A centinaia di migliaia da venerdì scorso fanno i tamponi per lavorare, si stancheranno?
«È logorante fare il test ogni due giorni. Andare avanti a lungo può diventare un problema sia dal punto di vista fisico che economico. La cosa migliore è sfruttare i vaccini».
I No Vax parlano ancora di medicinali sperimentali.
«Non è vero, sono sperimentati e in queste settimane, in tutto il mondo, hanno dimostrato una sicurezza e una efficacia incredibili. Magari tutti i vaccini fossero così».
Perché anche se sono aumentati i tamponi, negli ultimi due giorni, il numero dei casi è rimasto più o meno lo stesso?
«È merito delle elevate coperture. Ma la vaccinazione da sola non basta, bisogna continuare ad avere misure di sanità pubblica per non finire come l’Inghilterra».
C’è comunque il rischio di vedere crescere i casi anche in Italia?
«Presumibilmente anche da noi i casi risaliranno un po’ perché c’è un bacino d i suscettibilità importante, parliamo di milioni di abitanti e abbiamo una variante contagiosa.
Non sarà però un problema per il sistema sanitario affrontare l’eventuale aumento di richiesta di assistenza».
Per ridurre il bacino di suscettibili andrebbe messo l’obbligo?

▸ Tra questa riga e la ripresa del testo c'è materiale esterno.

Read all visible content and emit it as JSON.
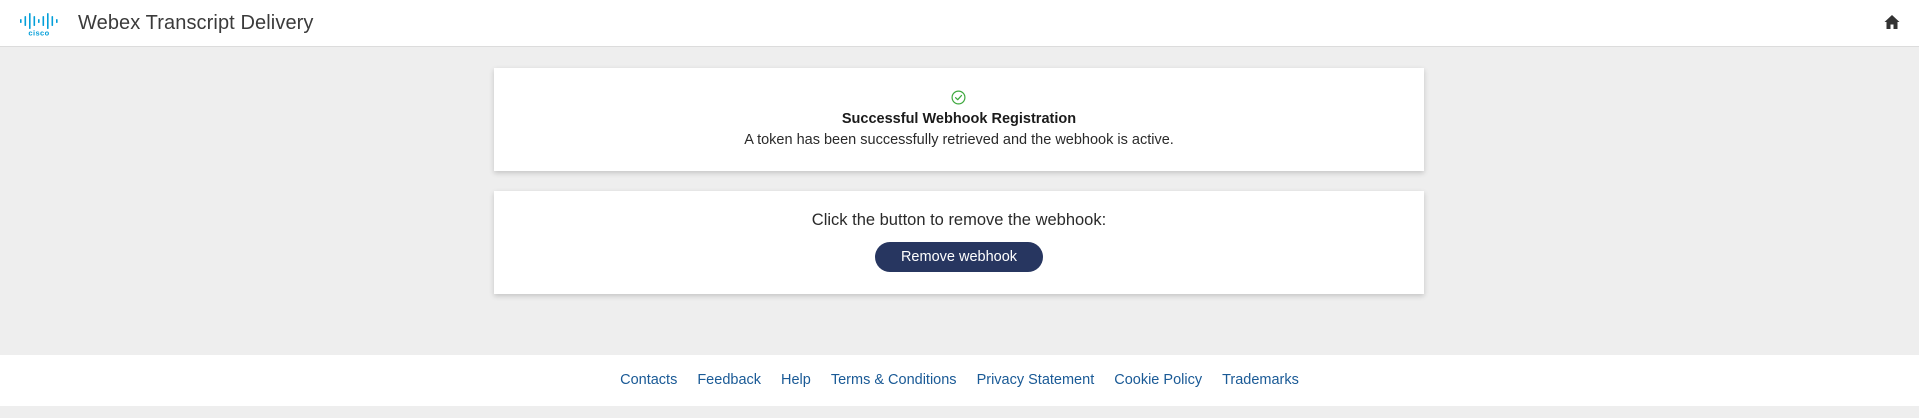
{
  "header": {
    "logo_text": "cisco",
    "title": "Webex Transcript Delivery",
    "home_icon": "home-icon"
  },
  "status_card": {
    "icon": "check-circle-icon",
    "icon_color": "#3ea83e",
    "title": "Successful Webhook Registration",
    "message": "A token has been successfully retrieved and the webhook is active."
  },
  "action_card": {
    "prompt": "Click the button to remove the webhook:",
    "button_label": "Remove webhook",
    "button_color": "#273660"
  },
  "footer": {
    "links": [
      {
        "label": "Contacts"
      },
      {
        "label": "Feedback"
      },
      {
        "label": "Help"
      },
      {
        "label": "Terms & Conditions"
      },
      {
        "label": "Privacy Statement"
      },
      {
        "label": "Cookie Policy"
      },
      {
        "label": "Trademarks"
      }
    ],
    "link_color": "#1a5a96"
  },
  "colors": {
    "brand_logo": "#049fd9",
    "page_background": "#eeeeee"
  }
}
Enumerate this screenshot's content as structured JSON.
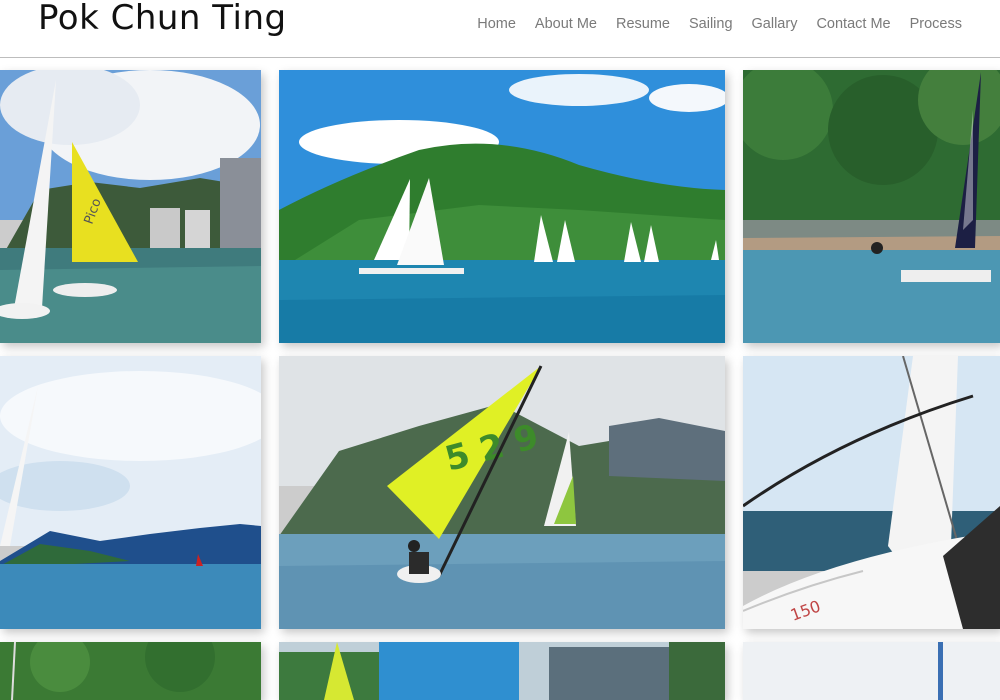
{
  "site": {
    "title": "Pok Chun Ting"
  },
  "nav": {
    "items": [
      {
        "label": "Home"
      },
      {
        "label": "About Me"
      },
      {
        "label": "Resume"
      },
      {
        "label": "Sailing"
      },
      {
        "label": "Gallary"
      },
      {
        "label": "Contact Me"
      },
      {
        "label": "Process"
      }
    ]
  },
  "gallery": {
    "photos": [
      {
        "subject": "yellow-sail-dinghy-near-city",
        "sail_text": "Pico"
      },
      {
        "subject": "fleet-of-white-dinghies-green-hill"
      },
      {
        "subject": "dark-sail-catamaran-rocky-shore"
      },
      {
        "subject": "white-sail-bay-blue-mountains"
      },
      {
        "subject": "lime-sail-dinghy-racing",
        "sail_text": "5 2 9"
      },
      {
        "subject": "onboard-view-white-sail",
        "hull_text": "150"
      },
      {
        "subject": "green-hillside-masts"
      },
      {
        "subject": "harbour-colourful-sails"
      },
      {
        "subject": "mast-against-pale-sky"
      }
    ]
  }
}
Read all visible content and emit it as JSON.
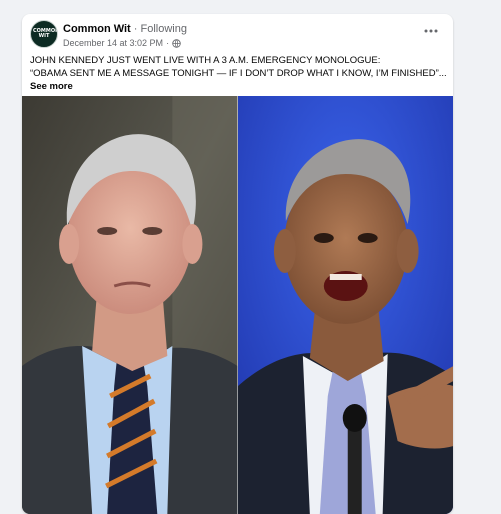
{
  "post": {
    "page_name": "Common Wit",
    "separator": " · ",
    "follow_status": "Following",
    "timestamp": "December 14 at 3:02 PM",
    "meta_separator": " · ",
    "avatar_text": "COMMON WIT",
    "text_line1": "JOHN KENNEDY JUST WENT LIVE WITH A 3 A.M. EMERGENCY MONOLOGUE:",
    "text_line2": "“OBAMA SENT ME A MESSAGE TONIGHT — IF I DON’T DROP WHAT I KNOW, I’M FINISHED”...",
    "see_more": "See more",
    "icons": {
      "audience": "globe-icon",
      "options": "more-options-icon"
    }
  },
  "colors": {
    "page_background": "#f0f2f5",
    "card_background": "#ffffff",
    "secondary_text": "#65676b",
    "right_backdrop": "#2447c9"
  }
}
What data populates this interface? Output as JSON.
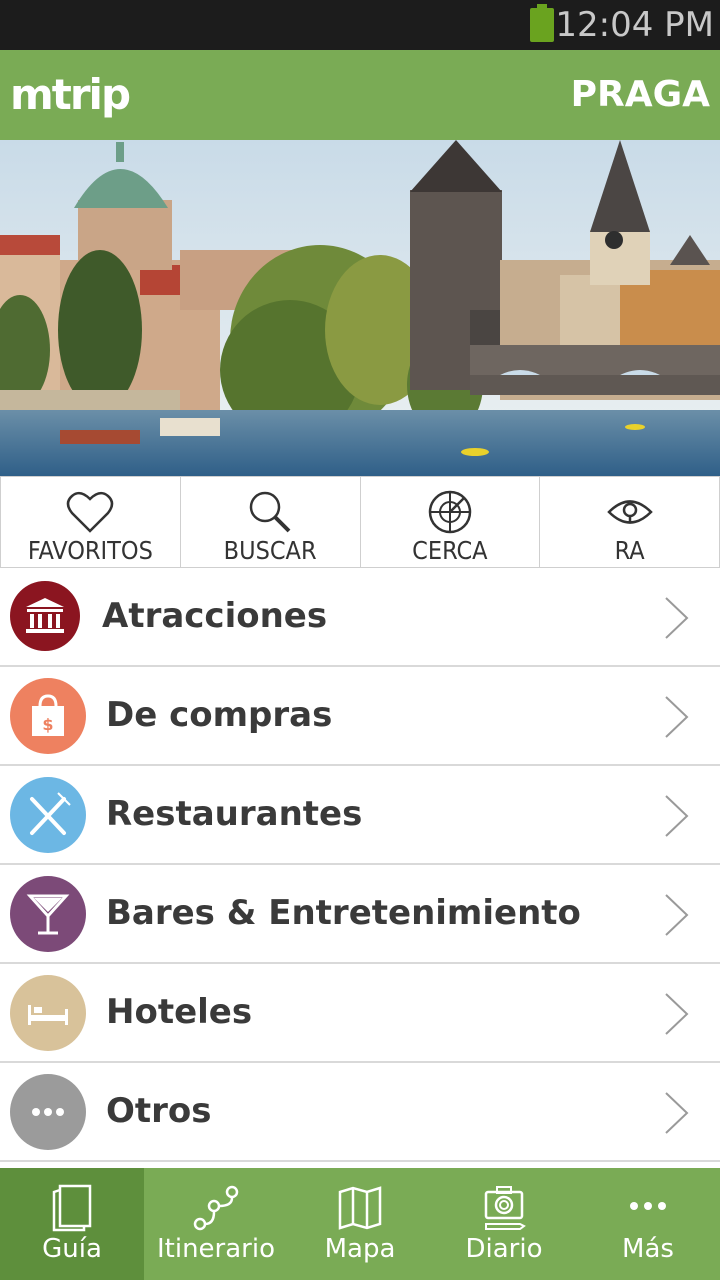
{
  "status_bar": {
    "time": "12:04 PM"
  },
  "header": {
    "logo": "mtrip",
    "city": "PRAGA"
  },
  "quick_actions": [
    {
      "label": "FAVORITOS",
      "icon": "heart-icon"
    },
    {
      "label": "BUSCAR",
      "icon": "search-icon"
    },
    {
      "label": "CERCA",
      "icon": "radar-icon"
    },
    {
      "label": "RA",
      "icon": "eye-icon"
    }
  ],
  "categories": [
    {
      "label": "Atracciones",
      "icon": "museum-icon",
      "color": "#8b1520"
    },
    {
      "label": "De compras",
      "icon": "shopping-bag-icon",
      "color": "#ee8160"
    },
    {
      "label": "Restaurantes",
      "icon": "fork-knife-icon",
      "color": "#6cb7e4"
    },
    {
      "label": "Bares & Entretenimiento",
      "icon": "cocktail-icon",
      "color": "#7c4a78"
    },
    {
      "label": "Hoteles",
      "icon": "bed-icon",
      "color": "#d8c29a"
    },
    {
      "label": "Otros",
      "icon": "more-dots-icon",
      "color": "#9b9b9b"
    }
  ],
  "tabs": [
    {
      "label": "Guía",
      "icon": "guide-book-icon",
      "active": true
    },
    {
      "label": "Itinerario",
      "icon": "route-icon",
      "active": false
    },
    {
      "label": "Mapa",
      "icon": "map-icon",
      "active": false
    },
    {
      "label": "Diario",
      "icon": "camera-icon",
      "active": false
    },
    {
      "label": "Más",
      "icon": "more-dots-icon",
      "active": false
    }
  ],
  "colors": {
    "header_green": "#7aab55",
    "active_tab": "#5e8f3c",
    "status_bar": "#1c1c1c"
  }
}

«Ormai siamo ben protetti, soprattutto i fragili ma anche i giovani, e il gioco non vale la candela. Certo, mettere l’obbligo eticamente significherebbe evitare delle morti, che ci saranno. Bisognerebbe imporre una cosa che certe persone non vogliono per salvare loro la vita. Ma di fronte alle polemiche e alle sensibilità nei confronti di questo tema conviene continuare senza».
Abbiamo aperto troppo presto alle terze dosi per gli over 60?
«Assolutamente no. Uno degli errori di Israele è stato quello di sottovalutare l’importanza della terza dose. Hanno avuto anziani e fragili che si sono ammalati mentre la aspettavano. Si sono mossi tardi ed è partita la quarta ondata. Noi abbiamo imparato da loro e abbiamo fatto le scelte nei tempi giusti».
Ci sarà bisogno di scendere anche sotto i 60 anni?
«Ancora non si può dire, è probabile che nel 2022, se continua la pandemia nel resto del mondo e si osservasse una riduzione degli anticorpi nei vaccinati, possa esserci una risalita della curva. Al momento però il problema non si pone. Se proteggiamo con la terza dose gli ultra sessantenni e i fragili otterremo una buona protezione contro la circolazione del virus».